Таким образом, если в первой части повести мы видим фермера с неопределённым прошлым и определённым «tenção» («Vivia, como tenção»), проживающего свою жизнь вверх и вниз, ежедневно и страстно, гору, иногда возглавляющую в ближайшую деревню, иногда в большой дом на вершине холма, смиренно восседающий на смиренном осле (после ягненка и голубя, самом христианском из животных) со смутным чувством вины и смутной надеждой на спасение. , и почти теряю зрение, буквально, от созерцания и допроса сказочного пейзажа «низов и вершин» и его «коварных взлетов и падений», если в этой части, следовательно, с ритмом ожидания, краткое изложение забот , мы чувствуем, что что-то должно произойти (это «надежда») и что-то очищается (это «искупление»), что мы суммируем в идее ритуала, — во второй части неожиданное событие запускает революция в жизни персонажа.[3]

Его жена, тетя Лидуина, умирает, а дядя Ман'Антонио идет против ожиданий своих дочерей; «нелепый», практикует открытый траур, открывая дом из комнаты в комнату; в своеобразном прозрении времени, которое теперь предстает перед ним, когда он созерцает пейзаж, уже не «расчлененный», «серийный», а одним махом, «взглядом», взяв его сзади, изнутри out, — он переопределяет себя как «нерушимый», обходясь без прошлого и будущего.

По сути, при открытии большого дома сразу всего, широкого и широкого, как если бы это был своего рода гроб, узкий и гнетущий, персонаж возрождается, метаморфозируется, становясь «другим, приличным человеком», физические и нравственные метаморфозы. , до такой степени, что он почти напоминал горный пейзаж, гору, увенчанную небом, его лицо «прекрасное (…) темно-серое (…) глаза бледно-голубые».

Утешая своих дочерей, отвечая одной из них, Фелисии («Отец, разве жизнь состоит из предательских взлетов и падений?

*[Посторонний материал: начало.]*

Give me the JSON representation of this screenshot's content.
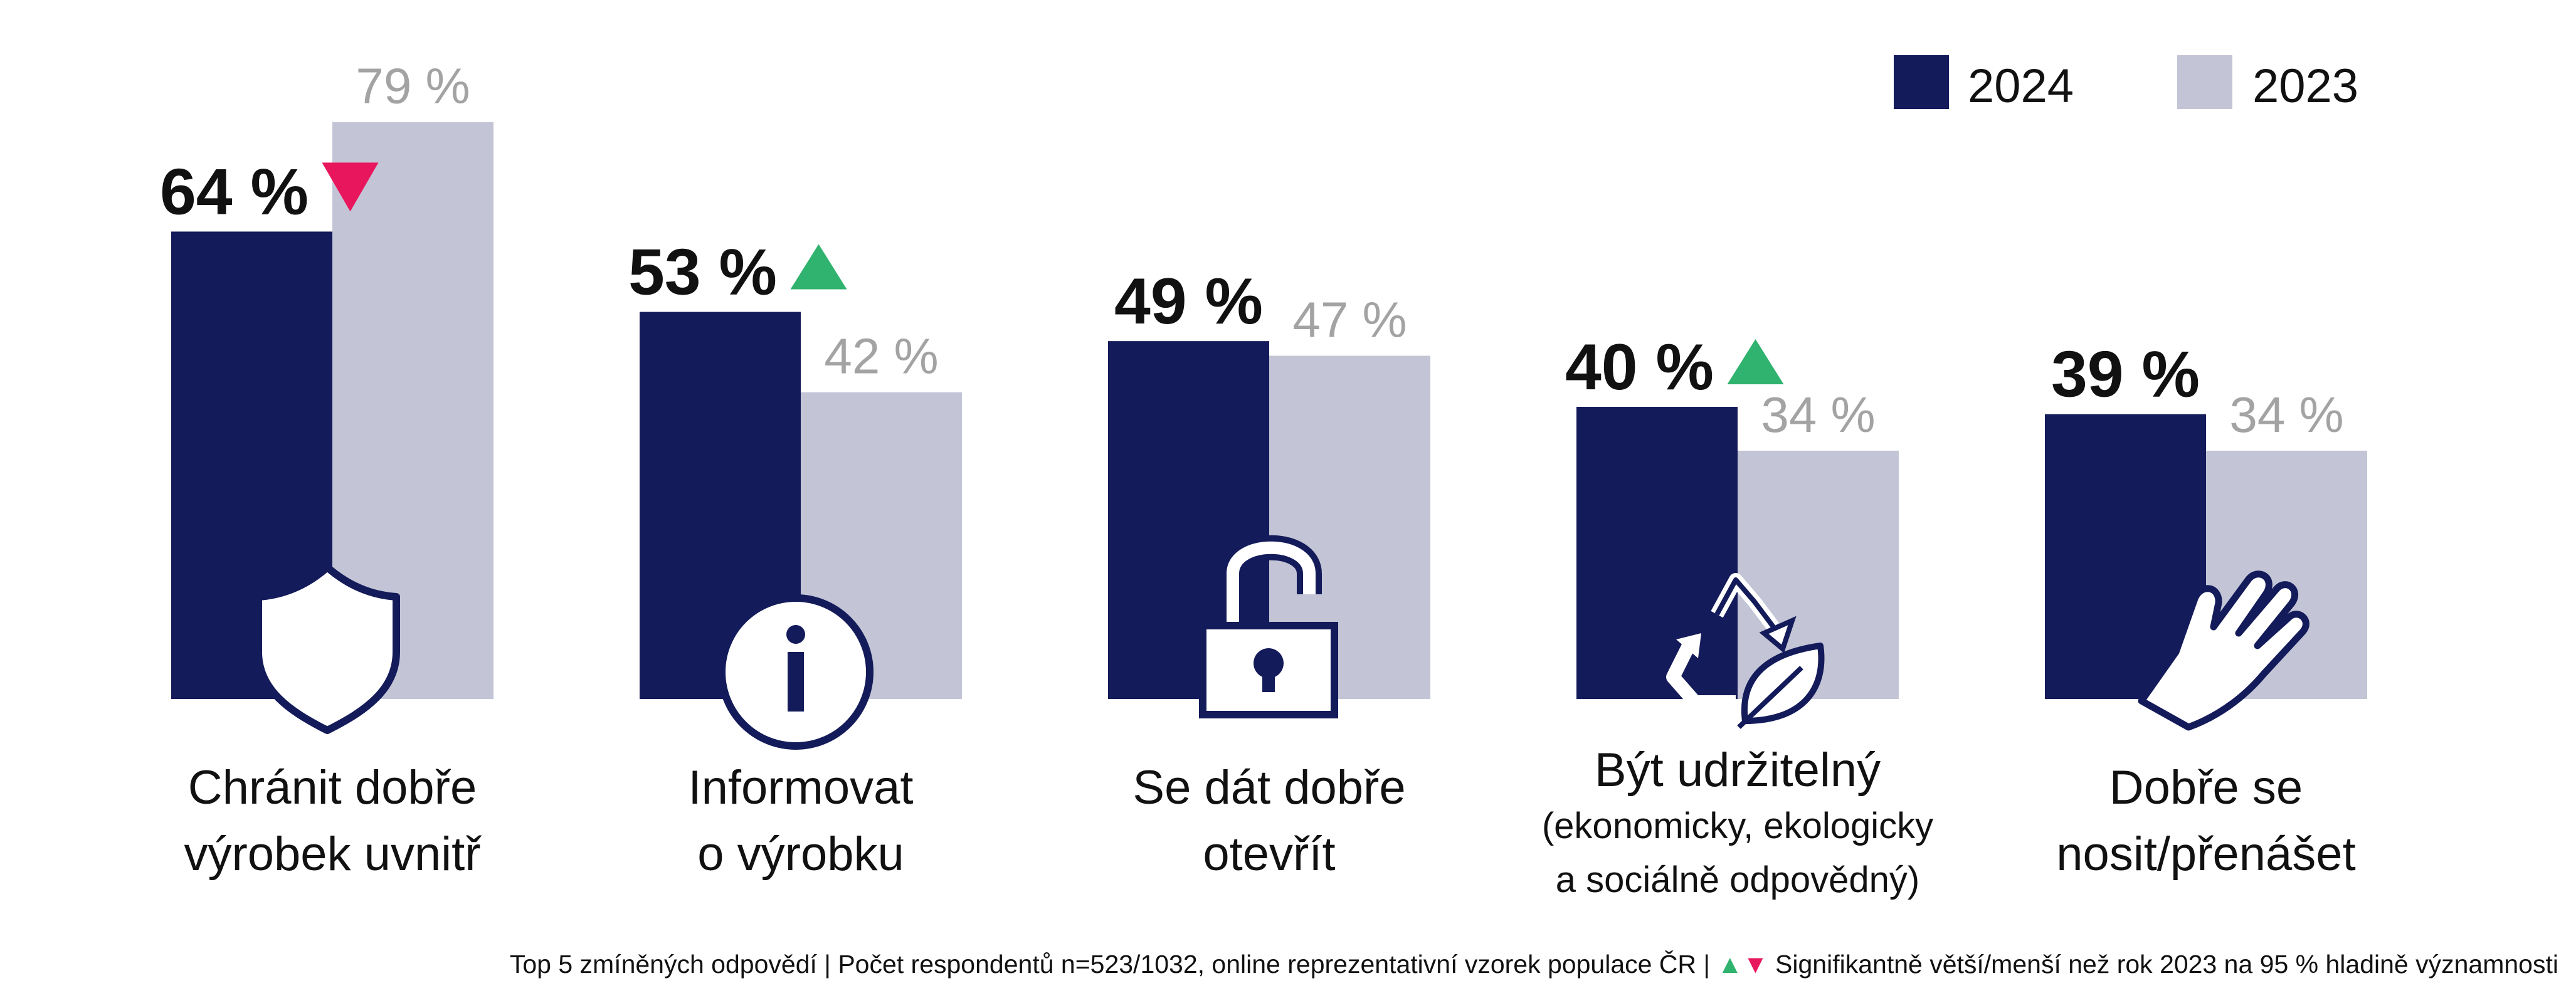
{
  "chart_data": {
    "type": "bar",
    "categories": [
      [
        "Chránit dobře",
        "výrobek uvnitř"
      ],
      [
        "Informovat",
        "o výrobku"
      ],
      [
        "Se dát dobře",
        "otevřít"
      ],
      [
        "Být udržitelný",
        "(ekonomicky, ekologicky",
        "a sociálně odpovědný)"
      ],
      [
        "Dobře se",
        "nosit/přenášet"
      ]
    ],
    "series": [
      {
        "name": "2024",
        "values": [
          64,
          53,
          49,
          40,
          39
        ],
        "labels": [
          "64 %",
          "53 %",
          "49 %",
          "40 %",
          "39 %"
        ]
      },
      {
        "name": "2023",
        "values": [
          79,
          42,
          47,
          34,
          34
        ],
        "labels": [
          "79 %",
          "42 %",
          "47 %",
          "34 %",
          "34 %"
        ]
      }
    ],
    "significance": [
      "down",
      "up",
      "none",
      "up",
      "none"
    ],
    "icons": [
      "shield-icon",
      "info-icon",
      "open-padlock-icon",
      "recycle-leaf-icon",
      "hand-icon"
    ],
    "ylim": [
      0,
      100
    ],
    "legend_position": "top-right",
    "grid": false
  },
  "footnote": {
    "before": "Top 5 zmíněných odpovědí | Počet respondentů n=523/1032, online reprezentativní vzorek populace ČR | ",
    "after": " Signifikantně větší/menší než rok 2023 na 95 % hladině významnosti"
  },
  "colors": {
    "primary": "#141b5a",
    "secondary": "#c3c5d6",
    "up": "#2fb36e",
    "down": "#e8175d",
    "secondary_text": "#a3a3a3"
  }
}
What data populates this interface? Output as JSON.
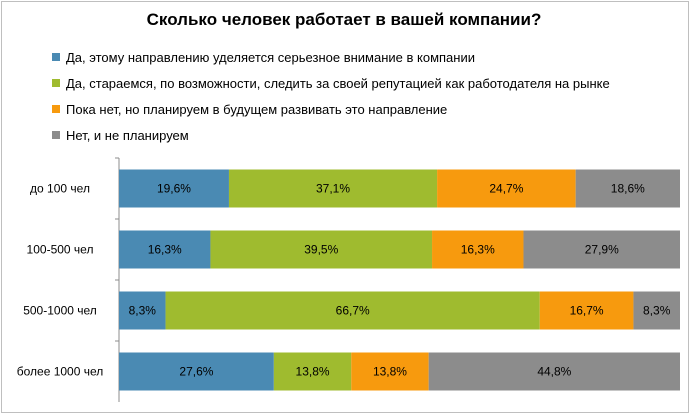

Разве не настало для нас время счастья, истинной безопасности?»), дядя Ман'Антонио достигает его главный девиз: «Притворись, дочь моя… Притворись…»

Словом, это открытие станет капитальным шагом в истории, настоящим проектом, «глухим планом», которым будет руководствоваться все поведение главного героя: «Наоборот, однако, задумал Тио Ман’Антонио. - 'Притворяться!' — приказал он сразу, тихо. Проект, верить и действовать, он создал. Во-первых, они начали. 'Притворяться!'"

Что это за проект?

Какая это будет революция?

Можно сказать, что мы, толкуя Канта, столкнулись с эстетическим императивом, но эстетическим императивом, который, хотя и стремится универсализировать себя в действии, в работе (не будем забывать об образцовой амбициозности повести), тем не менее остается, в конечном счете, этический.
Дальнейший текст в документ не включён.